Arcam's DVD player, for a king's ransom
The strength of the 2.1 is that it does DVD playback brilliantly, but also manages to produce good quality stereo audio--for a hefty price.
Good news for those hard-working city types who've just received their massive yearly bonuses. But they won't be able to waste it all on champagne and fast cars--they'll need to spend a few grand pimping out their trendy loft apartment living rooms. Enter the Arcam Solo Movie 2.1, a high-end upscaling DVD player and audio system for people with more than a few quid to spend.

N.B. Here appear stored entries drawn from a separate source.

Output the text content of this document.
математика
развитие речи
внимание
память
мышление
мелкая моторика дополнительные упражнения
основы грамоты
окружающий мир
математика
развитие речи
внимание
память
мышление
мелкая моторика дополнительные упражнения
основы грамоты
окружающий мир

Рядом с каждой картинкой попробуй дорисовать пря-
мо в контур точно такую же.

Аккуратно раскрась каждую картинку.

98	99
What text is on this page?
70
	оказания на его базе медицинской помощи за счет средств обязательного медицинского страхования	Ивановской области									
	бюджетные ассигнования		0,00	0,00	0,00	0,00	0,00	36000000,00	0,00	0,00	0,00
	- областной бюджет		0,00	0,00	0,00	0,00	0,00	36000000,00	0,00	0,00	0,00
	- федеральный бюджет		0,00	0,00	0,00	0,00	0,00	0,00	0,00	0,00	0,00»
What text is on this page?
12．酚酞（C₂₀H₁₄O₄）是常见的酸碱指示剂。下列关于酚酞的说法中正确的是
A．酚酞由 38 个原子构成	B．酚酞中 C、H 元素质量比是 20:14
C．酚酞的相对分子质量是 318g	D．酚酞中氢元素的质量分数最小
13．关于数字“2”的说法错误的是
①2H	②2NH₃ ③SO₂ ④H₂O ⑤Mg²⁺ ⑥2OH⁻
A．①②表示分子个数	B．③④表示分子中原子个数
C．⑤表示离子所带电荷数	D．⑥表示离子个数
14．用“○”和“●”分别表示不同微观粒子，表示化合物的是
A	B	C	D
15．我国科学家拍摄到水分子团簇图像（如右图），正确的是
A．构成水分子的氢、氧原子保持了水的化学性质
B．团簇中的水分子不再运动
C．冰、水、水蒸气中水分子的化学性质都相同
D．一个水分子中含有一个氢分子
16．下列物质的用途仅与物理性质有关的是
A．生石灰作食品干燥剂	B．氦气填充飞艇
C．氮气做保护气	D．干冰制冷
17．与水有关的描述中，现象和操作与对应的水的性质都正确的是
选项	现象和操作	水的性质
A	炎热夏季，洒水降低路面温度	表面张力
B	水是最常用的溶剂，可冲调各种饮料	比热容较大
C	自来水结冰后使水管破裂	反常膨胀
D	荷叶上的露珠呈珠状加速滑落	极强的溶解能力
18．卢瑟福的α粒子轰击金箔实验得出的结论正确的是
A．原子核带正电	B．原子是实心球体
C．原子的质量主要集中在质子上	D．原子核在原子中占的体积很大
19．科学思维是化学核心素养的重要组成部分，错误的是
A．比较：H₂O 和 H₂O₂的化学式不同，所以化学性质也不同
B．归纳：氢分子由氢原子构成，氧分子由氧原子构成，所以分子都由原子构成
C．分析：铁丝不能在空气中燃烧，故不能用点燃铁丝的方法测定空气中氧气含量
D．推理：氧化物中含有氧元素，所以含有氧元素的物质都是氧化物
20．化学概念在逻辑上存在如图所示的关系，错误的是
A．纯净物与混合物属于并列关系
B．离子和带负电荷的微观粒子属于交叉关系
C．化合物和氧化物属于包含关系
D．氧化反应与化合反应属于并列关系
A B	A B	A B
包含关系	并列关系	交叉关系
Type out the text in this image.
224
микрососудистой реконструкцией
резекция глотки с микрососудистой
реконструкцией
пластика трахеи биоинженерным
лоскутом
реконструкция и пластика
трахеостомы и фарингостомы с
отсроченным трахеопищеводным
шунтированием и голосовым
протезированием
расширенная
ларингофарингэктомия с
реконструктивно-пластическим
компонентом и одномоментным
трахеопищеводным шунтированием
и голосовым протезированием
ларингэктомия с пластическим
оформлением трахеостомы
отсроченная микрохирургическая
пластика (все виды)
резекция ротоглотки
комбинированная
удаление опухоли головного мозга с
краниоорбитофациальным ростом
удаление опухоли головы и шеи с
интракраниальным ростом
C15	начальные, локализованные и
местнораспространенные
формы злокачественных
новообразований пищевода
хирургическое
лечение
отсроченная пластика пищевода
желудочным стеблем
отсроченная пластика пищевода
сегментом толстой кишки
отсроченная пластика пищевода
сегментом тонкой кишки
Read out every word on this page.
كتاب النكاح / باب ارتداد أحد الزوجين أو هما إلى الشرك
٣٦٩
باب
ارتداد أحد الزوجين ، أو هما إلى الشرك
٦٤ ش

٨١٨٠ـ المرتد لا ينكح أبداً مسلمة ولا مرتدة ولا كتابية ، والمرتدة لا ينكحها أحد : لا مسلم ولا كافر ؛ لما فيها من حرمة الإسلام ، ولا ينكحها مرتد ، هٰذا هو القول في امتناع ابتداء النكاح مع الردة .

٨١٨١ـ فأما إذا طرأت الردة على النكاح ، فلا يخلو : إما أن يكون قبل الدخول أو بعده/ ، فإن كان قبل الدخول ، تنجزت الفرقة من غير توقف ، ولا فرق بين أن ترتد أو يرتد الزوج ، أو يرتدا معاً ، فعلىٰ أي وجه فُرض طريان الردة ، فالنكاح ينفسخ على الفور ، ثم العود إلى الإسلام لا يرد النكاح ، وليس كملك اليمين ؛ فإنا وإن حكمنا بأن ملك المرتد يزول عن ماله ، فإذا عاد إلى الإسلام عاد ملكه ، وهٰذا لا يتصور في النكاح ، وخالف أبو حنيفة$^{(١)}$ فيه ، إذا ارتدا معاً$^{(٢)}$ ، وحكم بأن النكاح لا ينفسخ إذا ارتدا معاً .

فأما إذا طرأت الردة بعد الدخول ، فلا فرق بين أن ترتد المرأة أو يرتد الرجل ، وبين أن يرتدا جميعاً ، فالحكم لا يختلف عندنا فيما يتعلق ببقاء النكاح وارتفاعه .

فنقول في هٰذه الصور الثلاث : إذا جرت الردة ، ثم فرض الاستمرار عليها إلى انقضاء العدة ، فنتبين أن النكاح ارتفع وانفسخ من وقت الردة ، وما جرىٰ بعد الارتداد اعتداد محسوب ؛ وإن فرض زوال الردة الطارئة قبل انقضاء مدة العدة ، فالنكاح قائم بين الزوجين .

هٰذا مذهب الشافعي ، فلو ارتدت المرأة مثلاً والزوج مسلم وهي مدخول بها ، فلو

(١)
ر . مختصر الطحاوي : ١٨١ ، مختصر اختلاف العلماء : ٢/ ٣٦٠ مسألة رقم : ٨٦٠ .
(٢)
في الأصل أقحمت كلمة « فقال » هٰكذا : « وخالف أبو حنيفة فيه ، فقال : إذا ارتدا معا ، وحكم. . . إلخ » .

It would be easy to mock the price (1,500 pounds, or about $2,960), because it's a shedload more than most people would spend on even a high-end HD DVD or Blu-ray player--heck, it's more than most people spend on a TV--but that would be to miss the point somewhat. The strength of the 2.1 is that it does DVD playback brilliantly, but also manages to produce good quality stereo audio. Generally, an audiophile would turn their nose up at using a DVD player for music, but the Arcam should keep all but the extremely picky very happy.
Like itsbig brother, the 2.1 can upscale your DVDs to , a useful feature for those with large DVD collections and an HD screen. It won't perform miracles, but it will get the very best out of every DVD in your collection. The 2.1 sound is designed to produce clear dialogue, and deep rich bass and realistic effects. Pop in a copy of Michael Bay's ridiculous Armageddon and you'll feel every explosion--but dialog won't be drowned out, despite the over-zealous bass Bay put on the film.
You also get a ton of extra features, including DVD-Audio and SACD support, for fans of high-definition music. You also get a DAB/FM tuner, and it can even act as an alarm clock.
We won't pretend the Arcam Solo Movie 2.1 is suitable for everyone, but if you want a high-end system-in-a-box, we don't think you can find much better. Of course, speakers aren't included, so you'll need to factor in a nice set of those too.